I like to say real estate contingency clauses are buyers and sellers safety nets. A more formal explanation would be “A contingent offer is standard and it means an offer on a home has been made and the seller has accepted it, but the finalized sale is contingent upon certain criteria that has to be met (Colley 2014).”
In this article, I decided to focus on buyer’s contingencies. I always explain to my clients that contingencies are placed into almost all real estate purchase agreements because they give you an exit strategy without the forfeiture of your initial good faith deposit. As a buyer, a contingency should be strong enough to protect your interests yet not so onerous as to discourage a seller from accepting your offer.
The three main buyer contingencies that are commonly used in purchase agreements are inspection, appraisal and loan.
Inspection Contingency
Your inspection contingency is one of the first contingencies addressed in the purchase agreement. I advise my clients to keep the inspection contingency period between 7-10 days after acceptance. This small window of time gives you the opportunity to discover the property’s physical condition. As mentioned in my previous article dated Sept. 14th 2016, “Why a home inspection is necessary,” “A general real estate inspection report provides written documentation of material defects discovered in the inspected building’s systems and components which, in the opinion of the Inspector, are safety hazards, are not functioning properly, or appear to be at the ends of their service life (LaRocca 2014).”
As a matter of fact, if at the end of your inspection contingency period you discover you no longer want to move forward with your purchase you can cancel escrow and request that your initial good faith deposit be returned. Keep in mind the money that you paid for your inspections is non-refundable. It is equally important to remember if you need additional time to complete your inspections a written request should be communicated to the seller’s agent. Under no circumstances should there be any verbal agreements.
Finally, if you decided to proceed with your purchase, the inspection contingency should be removed in writing. When you remove your inspection contingency, you are agreeing that you have completed all your physical inspections to your satisfaction. An important point to remember is when you remove the inspection contingency you cannot request your initial good faith deposit returned based on the property’s condition.
Appraisal Contingency
I always advise my clients to include a 17-day appraisal contingency in the purchase agreement because it protects your initial good faith deposit in case the property appraises for less than the purchase price. If the appraised value is less than the purchase price, you have a few options: you can ask the seller to lower the price to the appraised value, pay the difference between the purchase price and the appraised value or cancel the contract and request the return of your initial good faith deposit.
Additionally, to minimize the risk of a property not appraising for the purchase price, I always research and complete a detailed market analysis which includes market comparables (Comps). Real estate comps are properties that have sold within the last 6 months and are similar to the subject property in regards to year built, square footage, location and property condition. Once my market analysis is complete and my clients are comfortable with the details, I proceed with structuring an offer that is in line with market value.
Loan Contingency
Obtaining a loan is where a buyer is the most vulnerable in the purchase agreement. Even though the standard time frame for a loan contingency is 17 days, I strategically make a point to keep it in effect for the duration of the transaction to protect my client’s initial good faith deposit.

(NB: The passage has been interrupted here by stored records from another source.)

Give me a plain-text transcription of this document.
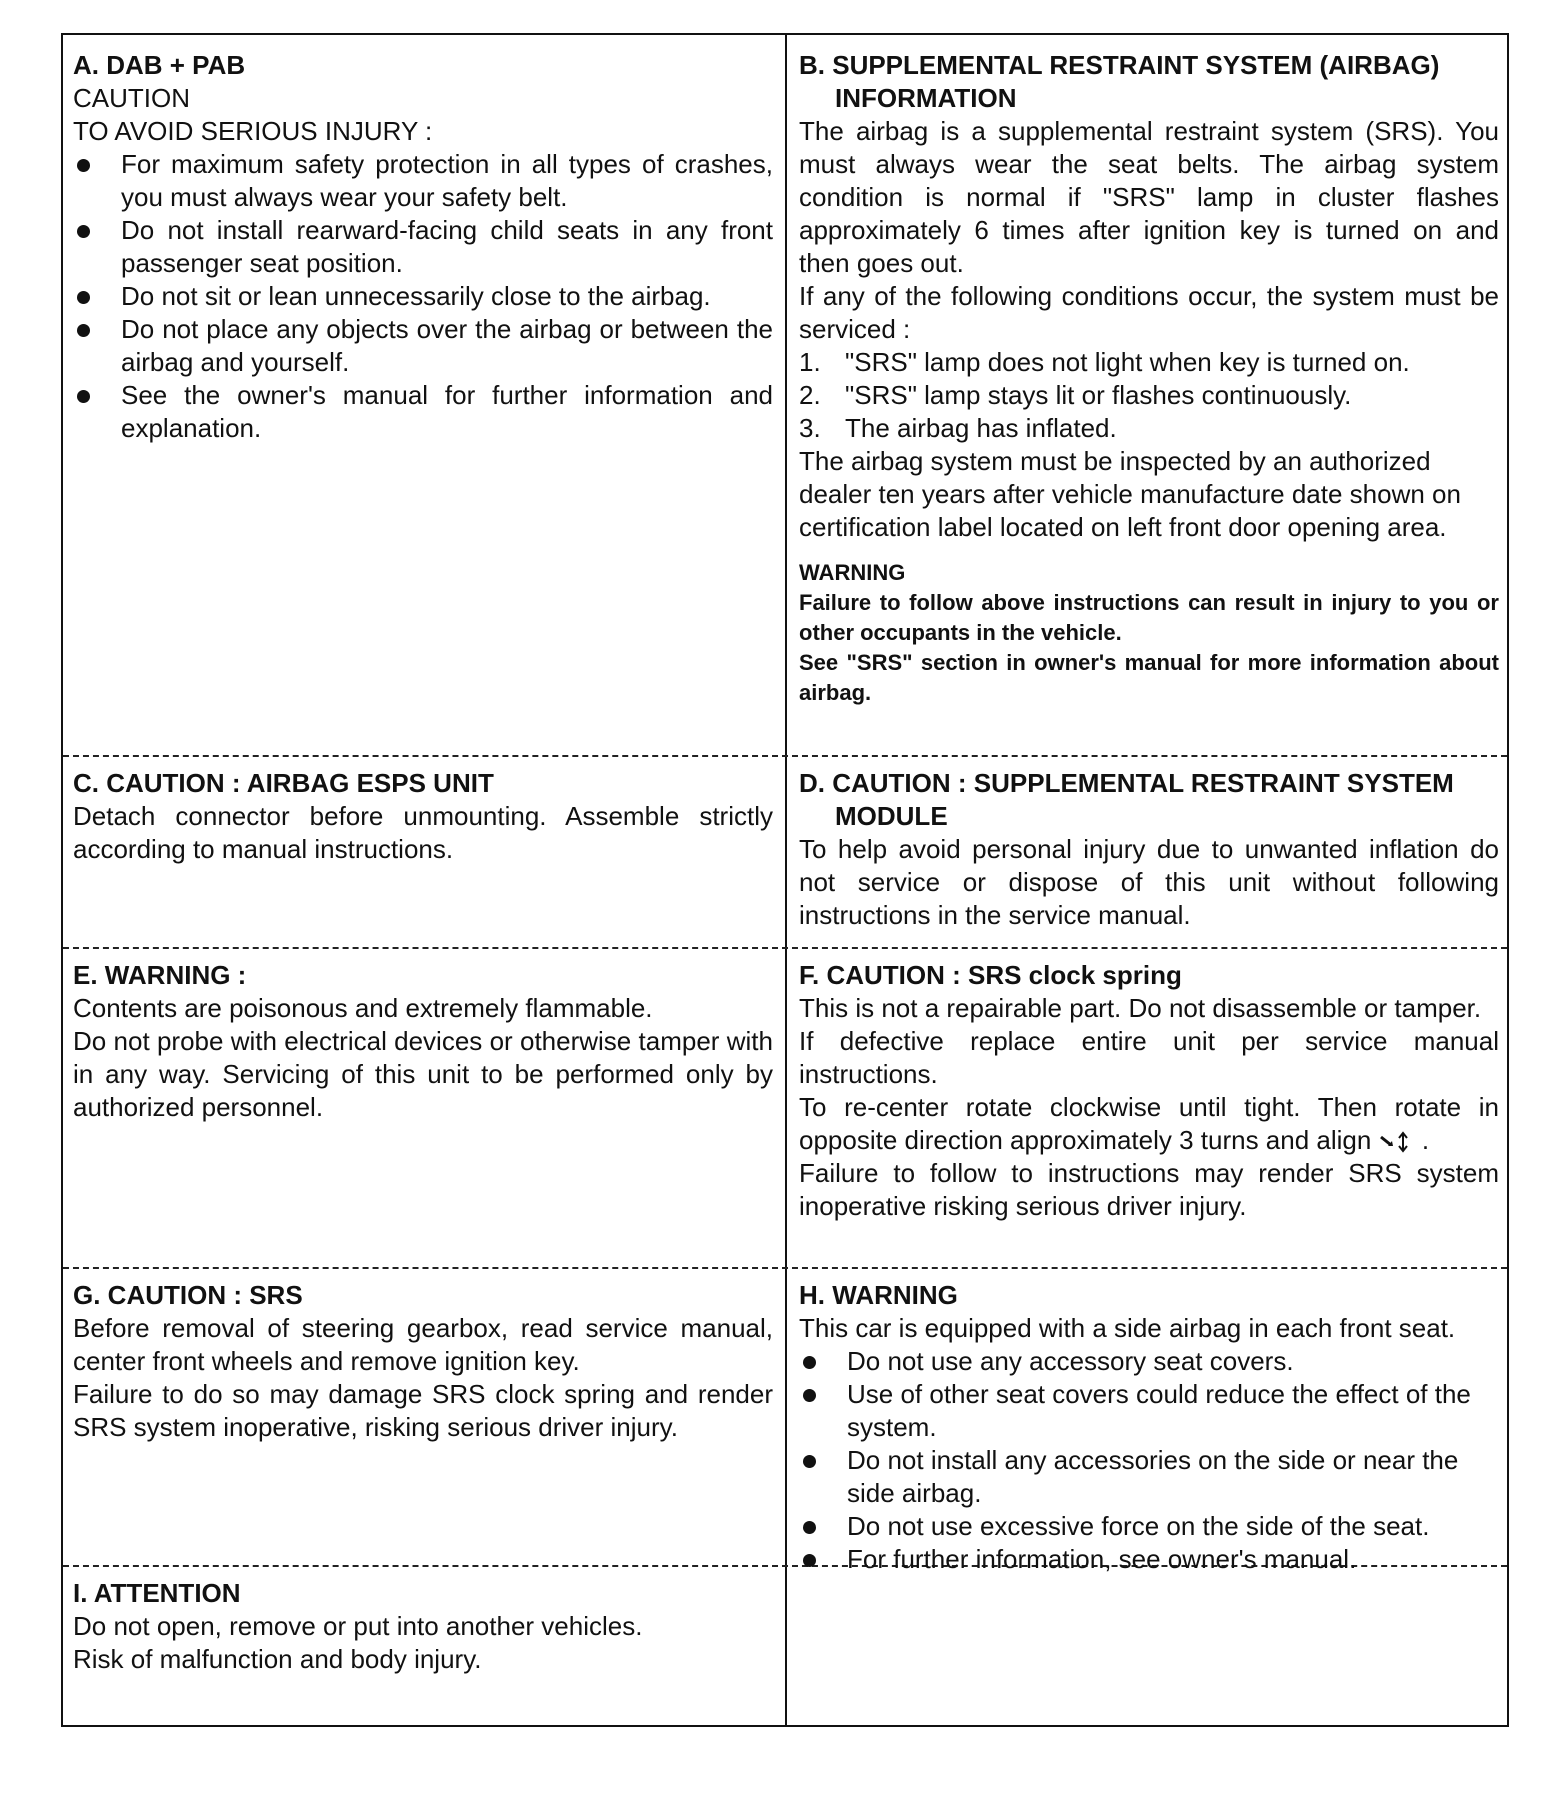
A. DAB + PAB

CAUTION

TO AVOID SERIOUS INJURY :

For maximum safety protection in all types of crashes, you must always wear your safety belt.
Do not install rearward-facing child seats in any front passenger seat position.
Do not sit or lean unnecessarily close to the airbag.
Do not place any objects over the airbag or between the airbag and yourself.
See the owner's manual for further information and explanation.

B. SUPPLEMENTAL RESTRAINT SYSTEM (AIRBAG)
INFORMATION

The airbag is a supplemental restraint system (SRS). You must always wear the seat belts. The airbag system condition is normal if "SRS" lamp in cluster flashes approximately 6 times after ignition key is turned on and then goes out.

If any of the following conditions occur, the system must be serviced :

1. "SRS" lamp does not light when key is turned on.
2. "SRS" lamp stays lit or flashes continuously.
3. The airbag has inflated.

The airbag system must be inspected by an authorized dealer ten years after vehicle manufacture date shown on certification label located on left front door opening area.

WARNING
Failure to follow above instructions can result in injury to you or other occupants in the vehicle.
See "SRS" section in owner's manual for more information about airbag.

C. CAUTION : AIRBAG ESPS UNIT

Detach connector before unmounting. Assemble strictly according to manual instructions.

D. CAUTION : SUPPLEMENTAL RESTRAINT SYSTEM
MODULE

To help avoid personal injury due to unwanted inflation do not service or dispose of this unit without following instructions in the service manual.

E. WARNING :

Contents are poisonous and extremely flammable.

Do not probe with electrical devices or otherwise tamper with in any way. Servicing of this unit to be performed only by authorized personnel.

F. CAUTION : SRS clock spring

This is not a repairable part. Do not disassemble or tamper.

If defective replace entire unit per service manual instructions.

To re-center rotate clockwise until tight. Then rotate in opposite direction approximately 3 turns and align .

Failure to follow to instructions may render SRS system inoperative risking serious driver injury.

G. CAUTION : SRS

Before removal of steering gearbox, read service manual, center front wheels and remove ignition key.

Failure to do so may damage SRS clock spring and render SRS system inoperative, risking serious driver injury.

H. WARNING

This car is equipped with a side airbag in each front seat.

Do not use any accessory seat covers.
Use of other seat covers could reduce the effect of the system.
Do not install any accessories on the side or near the side airbag.
Do not use excessive force on the side of the seat.
For further information, see owner's manual.

I. ATTENTION

Do not open, remove or put into another vehicles.

Risk of malfunction and body injury.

Furthermore, in my experience obtaining final loan approval does not mean the loan will fund. In fact, once your loan has made it to underwriting additional documentation can still be requested and if the documentation cannot be provided the loan will not fund and the deal can fall apart. This is why it is important not to remove the loan contingency because if you do, you have a higher risk of forfeiting your initial good faith deposit.
As a final point, understanding how to get the most out of contingencies takes skill, practice and knowledge. It is important that you work with an experienced realtor that can navigate through the contingency process without jeopardizing your initial good faith deposit.